Three of them were already indicted in the probe of the alleged Russian meddling in the 2016 US elections.
These, currently, hardly confirmed accusations may be used to present more sanctions on Russia and thus increase pressure on the country. They will also be used to justify the employment of cyber tools to counter “Russian Propaganda” in the US and the EU in the face of alternative media. Russia will respond by strengthening its cyber capabilities, which in turn would lead to more claims of “Russian aggression.”

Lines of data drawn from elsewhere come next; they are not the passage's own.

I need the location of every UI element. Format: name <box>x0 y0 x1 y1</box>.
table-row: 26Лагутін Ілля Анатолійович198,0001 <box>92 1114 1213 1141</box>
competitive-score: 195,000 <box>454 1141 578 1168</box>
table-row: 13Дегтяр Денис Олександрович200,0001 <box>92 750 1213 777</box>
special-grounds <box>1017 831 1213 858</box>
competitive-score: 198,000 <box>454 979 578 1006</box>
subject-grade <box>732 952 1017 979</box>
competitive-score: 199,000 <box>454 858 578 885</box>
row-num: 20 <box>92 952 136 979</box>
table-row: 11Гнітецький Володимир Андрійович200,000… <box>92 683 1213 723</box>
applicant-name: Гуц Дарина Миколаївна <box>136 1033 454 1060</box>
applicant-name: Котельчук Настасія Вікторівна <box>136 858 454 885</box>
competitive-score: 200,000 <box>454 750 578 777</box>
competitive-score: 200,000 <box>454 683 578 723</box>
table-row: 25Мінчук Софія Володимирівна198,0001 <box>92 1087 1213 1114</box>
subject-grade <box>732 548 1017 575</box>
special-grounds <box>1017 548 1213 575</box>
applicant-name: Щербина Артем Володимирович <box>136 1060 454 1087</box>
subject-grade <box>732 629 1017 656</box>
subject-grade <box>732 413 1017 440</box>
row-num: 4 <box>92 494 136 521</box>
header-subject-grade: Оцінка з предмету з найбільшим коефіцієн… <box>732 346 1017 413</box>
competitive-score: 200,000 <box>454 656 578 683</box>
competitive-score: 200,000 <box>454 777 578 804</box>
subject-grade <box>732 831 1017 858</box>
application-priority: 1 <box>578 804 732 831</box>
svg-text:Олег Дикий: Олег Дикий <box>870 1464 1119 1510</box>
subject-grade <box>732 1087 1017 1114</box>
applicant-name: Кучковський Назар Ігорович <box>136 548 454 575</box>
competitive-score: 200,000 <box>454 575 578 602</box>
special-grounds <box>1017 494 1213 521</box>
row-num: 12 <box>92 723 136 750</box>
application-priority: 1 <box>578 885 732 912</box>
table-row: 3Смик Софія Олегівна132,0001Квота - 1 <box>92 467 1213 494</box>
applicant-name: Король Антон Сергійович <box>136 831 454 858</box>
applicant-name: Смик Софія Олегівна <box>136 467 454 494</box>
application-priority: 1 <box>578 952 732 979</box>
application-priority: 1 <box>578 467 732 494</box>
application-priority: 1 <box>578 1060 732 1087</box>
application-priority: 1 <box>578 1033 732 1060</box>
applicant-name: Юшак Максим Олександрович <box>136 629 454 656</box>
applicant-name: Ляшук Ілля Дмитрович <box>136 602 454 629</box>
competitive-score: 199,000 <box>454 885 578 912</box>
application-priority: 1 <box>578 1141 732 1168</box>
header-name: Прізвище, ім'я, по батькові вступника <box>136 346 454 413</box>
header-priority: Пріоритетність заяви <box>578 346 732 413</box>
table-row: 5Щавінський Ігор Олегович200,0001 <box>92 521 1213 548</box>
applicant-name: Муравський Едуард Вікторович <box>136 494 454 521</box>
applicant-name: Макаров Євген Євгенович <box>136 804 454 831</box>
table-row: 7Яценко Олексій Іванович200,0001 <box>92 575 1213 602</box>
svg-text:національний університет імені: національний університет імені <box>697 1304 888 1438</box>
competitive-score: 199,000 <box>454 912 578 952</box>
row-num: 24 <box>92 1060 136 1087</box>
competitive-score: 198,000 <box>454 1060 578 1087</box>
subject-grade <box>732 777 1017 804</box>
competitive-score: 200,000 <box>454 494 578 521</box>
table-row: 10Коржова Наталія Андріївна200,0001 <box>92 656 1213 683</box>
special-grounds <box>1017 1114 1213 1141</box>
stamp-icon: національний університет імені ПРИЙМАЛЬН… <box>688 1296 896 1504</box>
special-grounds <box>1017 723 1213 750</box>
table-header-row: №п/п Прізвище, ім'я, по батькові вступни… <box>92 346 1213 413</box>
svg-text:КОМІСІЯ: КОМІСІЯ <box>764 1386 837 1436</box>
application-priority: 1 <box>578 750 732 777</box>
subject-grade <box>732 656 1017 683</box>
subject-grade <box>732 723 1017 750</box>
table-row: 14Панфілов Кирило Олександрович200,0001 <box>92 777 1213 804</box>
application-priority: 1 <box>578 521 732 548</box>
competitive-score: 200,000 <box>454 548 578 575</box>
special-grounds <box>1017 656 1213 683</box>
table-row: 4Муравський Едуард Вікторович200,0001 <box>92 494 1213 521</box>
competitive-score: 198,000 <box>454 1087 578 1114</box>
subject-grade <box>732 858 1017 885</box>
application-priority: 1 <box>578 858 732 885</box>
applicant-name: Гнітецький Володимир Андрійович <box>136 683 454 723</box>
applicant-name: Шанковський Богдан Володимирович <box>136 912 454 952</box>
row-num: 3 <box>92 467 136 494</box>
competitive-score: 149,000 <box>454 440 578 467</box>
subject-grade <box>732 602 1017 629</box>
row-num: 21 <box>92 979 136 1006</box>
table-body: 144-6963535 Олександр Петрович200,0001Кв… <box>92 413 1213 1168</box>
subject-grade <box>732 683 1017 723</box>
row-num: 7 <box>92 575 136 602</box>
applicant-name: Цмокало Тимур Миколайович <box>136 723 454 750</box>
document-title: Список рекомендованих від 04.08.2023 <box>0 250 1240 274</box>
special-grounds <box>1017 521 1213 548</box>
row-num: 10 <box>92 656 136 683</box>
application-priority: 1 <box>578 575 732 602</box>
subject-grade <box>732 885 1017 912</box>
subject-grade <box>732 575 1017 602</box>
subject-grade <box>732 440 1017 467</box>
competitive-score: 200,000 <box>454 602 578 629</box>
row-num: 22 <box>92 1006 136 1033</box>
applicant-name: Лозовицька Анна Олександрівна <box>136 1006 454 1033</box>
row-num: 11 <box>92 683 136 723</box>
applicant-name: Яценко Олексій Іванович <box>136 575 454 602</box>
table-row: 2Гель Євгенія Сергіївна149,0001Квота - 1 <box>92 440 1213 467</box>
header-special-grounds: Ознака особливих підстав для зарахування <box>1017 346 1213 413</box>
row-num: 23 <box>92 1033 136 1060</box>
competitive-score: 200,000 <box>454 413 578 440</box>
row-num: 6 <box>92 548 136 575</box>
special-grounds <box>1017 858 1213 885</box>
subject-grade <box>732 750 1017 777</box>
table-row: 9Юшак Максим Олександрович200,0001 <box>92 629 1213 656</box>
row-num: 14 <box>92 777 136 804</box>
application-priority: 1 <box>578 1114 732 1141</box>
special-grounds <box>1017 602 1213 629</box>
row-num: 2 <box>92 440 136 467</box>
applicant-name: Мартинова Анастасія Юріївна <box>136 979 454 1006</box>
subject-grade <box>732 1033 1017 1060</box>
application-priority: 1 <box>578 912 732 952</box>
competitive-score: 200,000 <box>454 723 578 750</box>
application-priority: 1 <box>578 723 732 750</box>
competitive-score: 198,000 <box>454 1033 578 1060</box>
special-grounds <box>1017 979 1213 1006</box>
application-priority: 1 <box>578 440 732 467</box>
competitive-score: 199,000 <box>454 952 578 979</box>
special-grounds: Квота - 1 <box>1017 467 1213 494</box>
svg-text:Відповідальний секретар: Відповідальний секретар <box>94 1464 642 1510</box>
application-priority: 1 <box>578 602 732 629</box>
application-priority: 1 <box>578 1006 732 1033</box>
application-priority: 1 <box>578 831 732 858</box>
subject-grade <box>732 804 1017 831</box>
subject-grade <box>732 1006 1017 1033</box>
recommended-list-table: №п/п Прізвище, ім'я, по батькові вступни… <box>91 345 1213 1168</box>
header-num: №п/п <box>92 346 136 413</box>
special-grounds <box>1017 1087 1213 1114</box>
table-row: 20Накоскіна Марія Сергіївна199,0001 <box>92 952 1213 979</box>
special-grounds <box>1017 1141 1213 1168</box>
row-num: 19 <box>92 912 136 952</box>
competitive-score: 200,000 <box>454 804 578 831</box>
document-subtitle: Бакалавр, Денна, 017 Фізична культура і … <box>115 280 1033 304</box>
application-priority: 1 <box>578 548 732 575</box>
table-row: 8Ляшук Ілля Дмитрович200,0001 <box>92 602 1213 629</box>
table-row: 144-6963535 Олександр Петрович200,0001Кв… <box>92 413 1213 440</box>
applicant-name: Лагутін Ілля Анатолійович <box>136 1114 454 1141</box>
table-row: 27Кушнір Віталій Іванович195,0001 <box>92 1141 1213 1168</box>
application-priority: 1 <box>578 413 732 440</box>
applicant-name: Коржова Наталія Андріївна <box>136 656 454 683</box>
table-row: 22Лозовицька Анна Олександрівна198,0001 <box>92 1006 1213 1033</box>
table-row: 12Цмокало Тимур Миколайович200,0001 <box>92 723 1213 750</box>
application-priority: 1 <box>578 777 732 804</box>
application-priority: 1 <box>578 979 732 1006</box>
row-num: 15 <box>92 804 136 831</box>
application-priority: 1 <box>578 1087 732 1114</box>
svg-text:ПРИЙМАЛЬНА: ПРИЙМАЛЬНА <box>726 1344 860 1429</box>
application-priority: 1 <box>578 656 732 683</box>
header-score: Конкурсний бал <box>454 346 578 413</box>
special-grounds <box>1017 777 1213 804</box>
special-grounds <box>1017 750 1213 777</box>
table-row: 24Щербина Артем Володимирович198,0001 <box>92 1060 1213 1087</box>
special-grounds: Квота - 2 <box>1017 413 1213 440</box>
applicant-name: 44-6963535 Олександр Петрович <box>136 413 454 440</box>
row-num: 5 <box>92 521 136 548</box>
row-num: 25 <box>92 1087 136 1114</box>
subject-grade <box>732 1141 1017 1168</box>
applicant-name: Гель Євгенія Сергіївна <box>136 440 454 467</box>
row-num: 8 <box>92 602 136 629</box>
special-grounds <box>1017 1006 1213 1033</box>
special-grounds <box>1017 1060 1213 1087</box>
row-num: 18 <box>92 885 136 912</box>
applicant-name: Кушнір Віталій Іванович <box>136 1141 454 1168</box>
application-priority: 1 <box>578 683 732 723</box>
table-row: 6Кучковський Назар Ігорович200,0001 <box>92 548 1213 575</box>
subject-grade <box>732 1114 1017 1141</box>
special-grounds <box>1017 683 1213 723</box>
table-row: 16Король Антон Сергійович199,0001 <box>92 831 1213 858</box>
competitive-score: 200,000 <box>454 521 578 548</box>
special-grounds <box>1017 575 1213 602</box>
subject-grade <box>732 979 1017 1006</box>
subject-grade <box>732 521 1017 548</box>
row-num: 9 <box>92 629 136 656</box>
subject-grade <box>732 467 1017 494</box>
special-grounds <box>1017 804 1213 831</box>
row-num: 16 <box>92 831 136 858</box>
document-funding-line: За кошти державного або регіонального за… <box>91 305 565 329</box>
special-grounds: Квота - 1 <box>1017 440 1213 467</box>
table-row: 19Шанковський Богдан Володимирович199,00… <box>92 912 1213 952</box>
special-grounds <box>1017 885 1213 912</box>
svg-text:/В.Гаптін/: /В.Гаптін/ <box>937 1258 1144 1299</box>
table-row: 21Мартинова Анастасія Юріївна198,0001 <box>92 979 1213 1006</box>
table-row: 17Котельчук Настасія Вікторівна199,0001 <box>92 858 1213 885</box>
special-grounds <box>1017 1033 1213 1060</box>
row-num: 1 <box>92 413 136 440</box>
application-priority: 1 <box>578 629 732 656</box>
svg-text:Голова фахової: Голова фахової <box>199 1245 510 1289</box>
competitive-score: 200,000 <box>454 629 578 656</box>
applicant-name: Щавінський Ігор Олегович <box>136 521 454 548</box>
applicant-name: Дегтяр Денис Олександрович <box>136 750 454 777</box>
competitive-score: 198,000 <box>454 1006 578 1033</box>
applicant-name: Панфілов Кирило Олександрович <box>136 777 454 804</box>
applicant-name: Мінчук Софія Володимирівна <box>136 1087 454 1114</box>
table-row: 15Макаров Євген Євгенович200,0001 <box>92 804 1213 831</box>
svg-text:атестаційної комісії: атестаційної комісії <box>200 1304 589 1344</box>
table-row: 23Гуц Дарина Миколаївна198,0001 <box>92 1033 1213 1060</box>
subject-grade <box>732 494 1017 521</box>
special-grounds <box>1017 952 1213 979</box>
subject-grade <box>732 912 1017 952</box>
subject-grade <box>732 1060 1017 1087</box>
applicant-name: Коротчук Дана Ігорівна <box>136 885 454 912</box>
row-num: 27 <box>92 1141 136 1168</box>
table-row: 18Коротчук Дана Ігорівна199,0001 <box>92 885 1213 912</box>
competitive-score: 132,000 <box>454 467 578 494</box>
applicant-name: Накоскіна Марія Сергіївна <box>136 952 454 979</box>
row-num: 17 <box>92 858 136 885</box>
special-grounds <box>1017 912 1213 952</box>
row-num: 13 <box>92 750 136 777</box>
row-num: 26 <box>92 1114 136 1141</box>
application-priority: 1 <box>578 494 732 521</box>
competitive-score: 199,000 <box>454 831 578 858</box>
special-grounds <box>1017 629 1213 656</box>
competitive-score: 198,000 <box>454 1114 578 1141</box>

This will most likely lead to a diplomatic and military tension between Europe and Russia. This is precisely what the US would like to happen. After all, since assuming office, Donald Trump has withdrawn the United States from a nuclear agreement between six powers and Iran, pulled out of a global climate accord, left the UN cultural agency, the UN Human Rights Council and threatened NATO military allies that the United States would “go its own way” if members did not spend more on defense. This has, of course, alienated some of its NATO allies in the face of EU members, Turkey and Canada. Naturally, for ties to be made stronger there is a necessity of the existence or creation of a common enemy that would bring to a common end.